Subscription fees starting at $0.99 per month and includes a 14-day free trial. In the coming weeks this feature will be rolled out to all partner channels as a self-service which will provide more details about the possibilities partners have to customize the subscription.
Competing with Hulu, Netflix and Amazon?
The introduction of paid channels seems a direct attempt to compete over eyeballs with professional content channels like Netflix, Hula and Amazon and even takes on TV when it comes to advertising budgets. Netflix based its complete business model on monthly subscriptions ($7,99 a month) and is now investing heavily in original content with the production of Lillyhamer, House of Cards, Arrested Development and Hemlock Grove. A logical but important move to keep the over 30 million users attached, facing growing competition over content distribution deals. Hulu’s model is similar to YouTube by providing a combination of both subscription (Hulu Plus for $7,99 a month) and advertisement. With over 4 million users Hulu is still growing and with the backing of Disney, News Corp. and Comcast the company has a close connection to TV and offers show already known to the public.
With paid channels YouTube offers new monetizing options for its partners but this has to result in quality content that users will pay a subscription fee for. Most of the top channels on YouTube feature personalities with weekly updated 5-10 minute shows or official channels from artists or TV shows. One of the few channels that produces actual series is Machinima on the MachinimaPrime channel with for example Halo 4: Forward Unto Dawn and Bite Me.
What does it solve?
Although the subscription model does offer new opportunities for YouTube channels, it’s a big change for viewers who are used to advertisements and pre-roll videos but appreciate YouTube for it’s diverse offer of video’s. Most users will follow certain channels but are just as quickly distracted to other recommendations on different channels. The subscription models places to much emphasis on individual channels. For users to pay 1 to 4 dollar to subscribe to a channels requires a lot more quality content. Compared to Netflix and Hulu none of the channels on YouTube can provide quality for money.
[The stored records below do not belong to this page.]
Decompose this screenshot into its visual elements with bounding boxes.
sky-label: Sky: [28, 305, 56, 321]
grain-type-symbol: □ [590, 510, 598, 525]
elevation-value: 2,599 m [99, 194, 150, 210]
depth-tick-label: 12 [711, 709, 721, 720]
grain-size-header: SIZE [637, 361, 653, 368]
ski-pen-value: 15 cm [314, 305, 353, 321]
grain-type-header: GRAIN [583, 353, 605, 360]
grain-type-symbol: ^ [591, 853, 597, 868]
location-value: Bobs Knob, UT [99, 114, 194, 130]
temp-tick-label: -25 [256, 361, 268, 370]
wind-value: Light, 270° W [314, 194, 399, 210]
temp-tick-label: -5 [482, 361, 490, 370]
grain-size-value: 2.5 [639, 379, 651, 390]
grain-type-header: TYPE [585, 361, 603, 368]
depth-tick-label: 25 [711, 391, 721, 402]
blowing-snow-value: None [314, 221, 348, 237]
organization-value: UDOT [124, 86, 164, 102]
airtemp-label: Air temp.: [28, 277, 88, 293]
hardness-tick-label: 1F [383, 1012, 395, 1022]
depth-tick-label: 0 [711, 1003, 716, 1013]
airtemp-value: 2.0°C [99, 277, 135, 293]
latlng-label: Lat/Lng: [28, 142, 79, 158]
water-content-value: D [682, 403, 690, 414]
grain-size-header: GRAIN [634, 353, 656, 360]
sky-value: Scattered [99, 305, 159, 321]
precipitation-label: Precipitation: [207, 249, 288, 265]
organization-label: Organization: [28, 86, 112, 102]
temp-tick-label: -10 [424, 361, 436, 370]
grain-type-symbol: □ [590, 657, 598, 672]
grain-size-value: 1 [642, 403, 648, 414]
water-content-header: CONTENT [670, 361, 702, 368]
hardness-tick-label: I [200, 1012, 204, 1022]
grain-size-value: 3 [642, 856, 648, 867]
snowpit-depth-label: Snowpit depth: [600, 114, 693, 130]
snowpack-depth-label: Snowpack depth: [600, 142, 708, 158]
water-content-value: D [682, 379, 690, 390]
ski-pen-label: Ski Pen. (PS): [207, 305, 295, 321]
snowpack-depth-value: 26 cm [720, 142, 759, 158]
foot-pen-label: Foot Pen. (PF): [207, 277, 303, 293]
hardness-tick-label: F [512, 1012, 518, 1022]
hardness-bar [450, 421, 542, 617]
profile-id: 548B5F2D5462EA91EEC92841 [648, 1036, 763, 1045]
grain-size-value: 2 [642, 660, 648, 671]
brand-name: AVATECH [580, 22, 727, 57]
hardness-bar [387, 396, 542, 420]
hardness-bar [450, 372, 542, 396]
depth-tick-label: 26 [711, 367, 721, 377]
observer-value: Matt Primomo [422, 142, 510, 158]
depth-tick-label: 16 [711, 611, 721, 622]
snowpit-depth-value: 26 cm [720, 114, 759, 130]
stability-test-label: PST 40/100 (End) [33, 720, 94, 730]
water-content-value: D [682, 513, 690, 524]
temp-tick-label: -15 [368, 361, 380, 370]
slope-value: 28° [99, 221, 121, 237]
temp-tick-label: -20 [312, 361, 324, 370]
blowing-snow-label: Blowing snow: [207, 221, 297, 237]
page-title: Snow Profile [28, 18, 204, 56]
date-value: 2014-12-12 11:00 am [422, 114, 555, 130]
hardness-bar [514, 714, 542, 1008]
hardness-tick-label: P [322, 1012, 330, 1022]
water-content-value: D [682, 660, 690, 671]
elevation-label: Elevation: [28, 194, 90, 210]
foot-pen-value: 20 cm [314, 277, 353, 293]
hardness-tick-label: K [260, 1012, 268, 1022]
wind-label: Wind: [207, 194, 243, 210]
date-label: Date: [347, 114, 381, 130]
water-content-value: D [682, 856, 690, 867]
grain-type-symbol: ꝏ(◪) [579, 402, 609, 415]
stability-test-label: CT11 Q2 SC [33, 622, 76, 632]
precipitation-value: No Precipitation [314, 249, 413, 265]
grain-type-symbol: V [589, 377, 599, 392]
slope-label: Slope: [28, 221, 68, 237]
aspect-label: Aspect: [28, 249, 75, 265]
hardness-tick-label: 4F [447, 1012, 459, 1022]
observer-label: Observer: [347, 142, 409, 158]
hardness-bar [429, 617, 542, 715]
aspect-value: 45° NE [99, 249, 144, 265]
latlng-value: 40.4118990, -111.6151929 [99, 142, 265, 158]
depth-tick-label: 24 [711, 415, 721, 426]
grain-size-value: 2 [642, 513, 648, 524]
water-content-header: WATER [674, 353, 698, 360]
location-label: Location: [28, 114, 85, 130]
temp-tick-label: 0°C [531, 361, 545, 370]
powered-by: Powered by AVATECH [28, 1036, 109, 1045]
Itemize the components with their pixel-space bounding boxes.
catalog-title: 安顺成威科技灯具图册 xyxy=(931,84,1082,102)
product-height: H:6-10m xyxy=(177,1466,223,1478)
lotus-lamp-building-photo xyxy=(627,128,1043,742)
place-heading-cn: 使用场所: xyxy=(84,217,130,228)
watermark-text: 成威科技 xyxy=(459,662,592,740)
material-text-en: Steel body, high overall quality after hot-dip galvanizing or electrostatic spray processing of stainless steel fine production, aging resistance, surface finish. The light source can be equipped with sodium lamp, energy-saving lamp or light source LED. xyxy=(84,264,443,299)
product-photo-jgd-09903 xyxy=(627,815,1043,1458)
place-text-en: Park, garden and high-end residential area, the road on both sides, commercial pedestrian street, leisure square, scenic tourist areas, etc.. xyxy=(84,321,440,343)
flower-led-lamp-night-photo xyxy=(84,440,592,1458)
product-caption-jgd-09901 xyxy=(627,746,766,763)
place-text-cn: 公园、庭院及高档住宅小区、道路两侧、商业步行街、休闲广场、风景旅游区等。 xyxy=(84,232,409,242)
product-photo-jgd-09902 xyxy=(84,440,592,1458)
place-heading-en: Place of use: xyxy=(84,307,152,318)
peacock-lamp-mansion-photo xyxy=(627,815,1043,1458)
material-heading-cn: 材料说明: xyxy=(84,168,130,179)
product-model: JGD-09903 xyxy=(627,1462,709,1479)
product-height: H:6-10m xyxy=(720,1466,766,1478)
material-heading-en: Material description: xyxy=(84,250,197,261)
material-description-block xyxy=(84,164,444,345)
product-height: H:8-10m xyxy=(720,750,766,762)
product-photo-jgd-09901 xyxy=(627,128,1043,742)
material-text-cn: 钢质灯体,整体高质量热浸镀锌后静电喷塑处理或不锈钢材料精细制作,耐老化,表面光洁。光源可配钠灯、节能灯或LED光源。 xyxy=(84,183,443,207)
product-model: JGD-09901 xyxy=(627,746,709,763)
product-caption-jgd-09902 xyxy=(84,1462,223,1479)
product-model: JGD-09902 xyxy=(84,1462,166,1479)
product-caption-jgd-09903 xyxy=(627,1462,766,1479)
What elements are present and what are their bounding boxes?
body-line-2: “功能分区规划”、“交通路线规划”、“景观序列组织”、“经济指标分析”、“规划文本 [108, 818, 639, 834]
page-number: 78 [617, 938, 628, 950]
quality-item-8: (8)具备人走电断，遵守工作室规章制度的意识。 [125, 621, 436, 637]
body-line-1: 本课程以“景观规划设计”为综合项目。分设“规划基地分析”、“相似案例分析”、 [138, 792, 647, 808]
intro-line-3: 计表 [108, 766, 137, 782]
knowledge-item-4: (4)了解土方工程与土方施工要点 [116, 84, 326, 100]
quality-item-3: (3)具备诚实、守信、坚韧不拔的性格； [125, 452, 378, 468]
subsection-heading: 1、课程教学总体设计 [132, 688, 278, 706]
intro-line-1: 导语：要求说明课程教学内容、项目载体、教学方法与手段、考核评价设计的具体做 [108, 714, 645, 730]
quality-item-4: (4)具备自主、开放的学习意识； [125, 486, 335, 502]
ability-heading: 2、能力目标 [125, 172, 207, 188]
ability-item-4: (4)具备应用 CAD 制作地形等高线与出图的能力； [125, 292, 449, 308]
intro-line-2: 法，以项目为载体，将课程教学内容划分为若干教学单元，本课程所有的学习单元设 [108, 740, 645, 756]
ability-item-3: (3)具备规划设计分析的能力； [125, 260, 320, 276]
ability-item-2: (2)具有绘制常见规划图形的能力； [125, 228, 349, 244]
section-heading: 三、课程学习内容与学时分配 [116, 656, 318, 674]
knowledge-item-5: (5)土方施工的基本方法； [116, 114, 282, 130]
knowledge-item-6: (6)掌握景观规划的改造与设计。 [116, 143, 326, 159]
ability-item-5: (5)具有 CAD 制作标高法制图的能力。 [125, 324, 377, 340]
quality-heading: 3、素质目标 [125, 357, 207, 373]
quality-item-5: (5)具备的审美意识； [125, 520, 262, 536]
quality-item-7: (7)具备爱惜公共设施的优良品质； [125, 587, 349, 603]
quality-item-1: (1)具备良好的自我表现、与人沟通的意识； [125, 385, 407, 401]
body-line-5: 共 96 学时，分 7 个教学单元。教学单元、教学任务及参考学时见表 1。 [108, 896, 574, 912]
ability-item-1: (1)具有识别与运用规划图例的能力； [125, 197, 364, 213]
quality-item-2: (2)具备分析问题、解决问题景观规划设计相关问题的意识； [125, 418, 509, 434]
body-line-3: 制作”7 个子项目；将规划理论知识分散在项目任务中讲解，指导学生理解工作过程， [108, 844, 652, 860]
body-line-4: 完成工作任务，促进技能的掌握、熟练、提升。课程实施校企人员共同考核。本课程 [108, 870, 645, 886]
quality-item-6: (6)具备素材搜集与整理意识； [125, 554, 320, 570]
- YouTube should invest more in content curation (combining channels and video’s) to increase the value and quality of subscription packages.
- Improve the the promotion of paid channels to attract a (new) audiences since a channel has to reach a certain audience before it’s valuable to enable the subscription service.
- Provide flexible subscription options and payments methods including micro payments, switching subscriptions and allowing video’s to become public after a certain amount of hours/days.
So what does it solve for YouTube users? It does provide channels owners a new form to generate income and reading the comments on articles related to YouTube’s subscription upgrade, many subscribers are willing to pay a small fee to see there favorite YouTube shows. However, for most of the YouTube users the quality of the content is not steady enough to subscribe to a single channel. I don’t expect the subscription fee to generate enough income for niche markets. And since professional content is already available per purchase on YouTube or Google Play it will have hard time convincing the average YouTube viewer to pay for the content.